Kepala BGN, Dadan Hindayana, menjelaskan bahwa sebagian besar ompreng MBG merupakan hasil produksi dalam negeri yang memakai bahan dasar minyak nabati dari tumbuhan.
“Untuk produksi dalam negeri, rata-rata menggunakan minyak nabati. Kita juga akan fokus agar food tray berbasis industri lokal. Untuk yang impor, kami sudah koordinasi dengan Badan Penyelenggara Jaminan Produk Halal (BPJPH) agar semua produk mendapat cap halal,” ujar Dadan di Kantor BGN, Jakarta, Kamis (18/9).
Dadan menegaskan, isu adanya kandungan minyak babi tidak benar. Menurutnya, minyak memang dipakai dalam proses stamping atau pencetakan food tray, namun tidak menjadi bagian dari produk yang digunakan masyarakat.
“Minyak itu dipakai pada alat pencetak agar tidak panas dan tidak mudah rusak. Setelah dicetak, food tray dibersihkan dan direndam hingga steril,” paparnya.
Ia menambahkan, komponen utama ompreng berasal dari logam, termasuk nikel, sehingga klaim adanya minyak dalam material produk tidak berdasar.
Produksi Lokal Belum Mencukupi
Program MBG setiap bulannya membutuhkan 15 juta ompreng, sementara kapasitas produksi dalam negeri baru mampu memenuhi 11,6 juta unit. Dengan demikian, masih ada kekurangan sekitar 4 juta unit yang harus dipenuhi lewat impor.
“Kalau kita tutup impor, program ini bisa terganggu. Karena itu, kami pastikan seluruh produk impor wajib melalui sertifikasi halal di BPJPH,” kata Dadan.
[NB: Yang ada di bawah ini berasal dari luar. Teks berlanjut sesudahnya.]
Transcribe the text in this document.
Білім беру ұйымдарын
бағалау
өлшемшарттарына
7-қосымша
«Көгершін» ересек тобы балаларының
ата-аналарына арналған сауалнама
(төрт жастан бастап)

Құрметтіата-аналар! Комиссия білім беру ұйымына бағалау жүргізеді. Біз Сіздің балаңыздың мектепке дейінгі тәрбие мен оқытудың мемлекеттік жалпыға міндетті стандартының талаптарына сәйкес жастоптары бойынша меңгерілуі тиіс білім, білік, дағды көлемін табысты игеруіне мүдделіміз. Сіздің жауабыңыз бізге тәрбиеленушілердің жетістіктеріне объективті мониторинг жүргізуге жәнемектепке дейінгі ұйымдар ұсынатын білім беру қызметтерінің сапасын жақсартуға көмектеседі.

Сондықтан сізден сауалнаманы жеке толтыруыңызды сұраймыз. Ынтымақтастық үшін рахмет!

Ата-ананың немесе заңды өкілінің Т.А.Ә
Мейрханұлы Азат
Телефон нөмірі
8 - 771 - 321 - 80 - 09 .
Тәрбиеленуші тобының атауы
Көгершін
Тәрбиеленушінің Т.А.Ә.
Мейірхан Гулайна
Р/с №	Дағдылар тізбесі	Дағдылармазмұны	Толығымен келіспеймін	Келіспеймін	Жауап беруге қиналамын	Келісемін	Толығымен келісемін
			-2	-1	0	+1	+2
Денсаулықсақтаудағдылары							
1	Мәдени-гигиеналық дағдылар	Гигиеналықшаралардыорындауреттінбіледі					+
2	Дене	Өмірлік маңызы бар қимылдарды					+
BPJPH Akan Audit Pabrik di China
Sebelumnya, Kepala BPJPH Ahmad Haikal Hasan mengungkapkan rencana pihaknya untuk mengunjungi pabrik ompreng di China yang ikut memasok kebutuhan MBG. Langkah tersebut dilakukan agar tidak ada keraguan publik terkait isu kandungan minyak babi.
“Kami tidak menanggapi isu atau berita hoaks. Kami harus menyaksikan langsung proses produksinya dan melakukan audit,” ujar Haikal.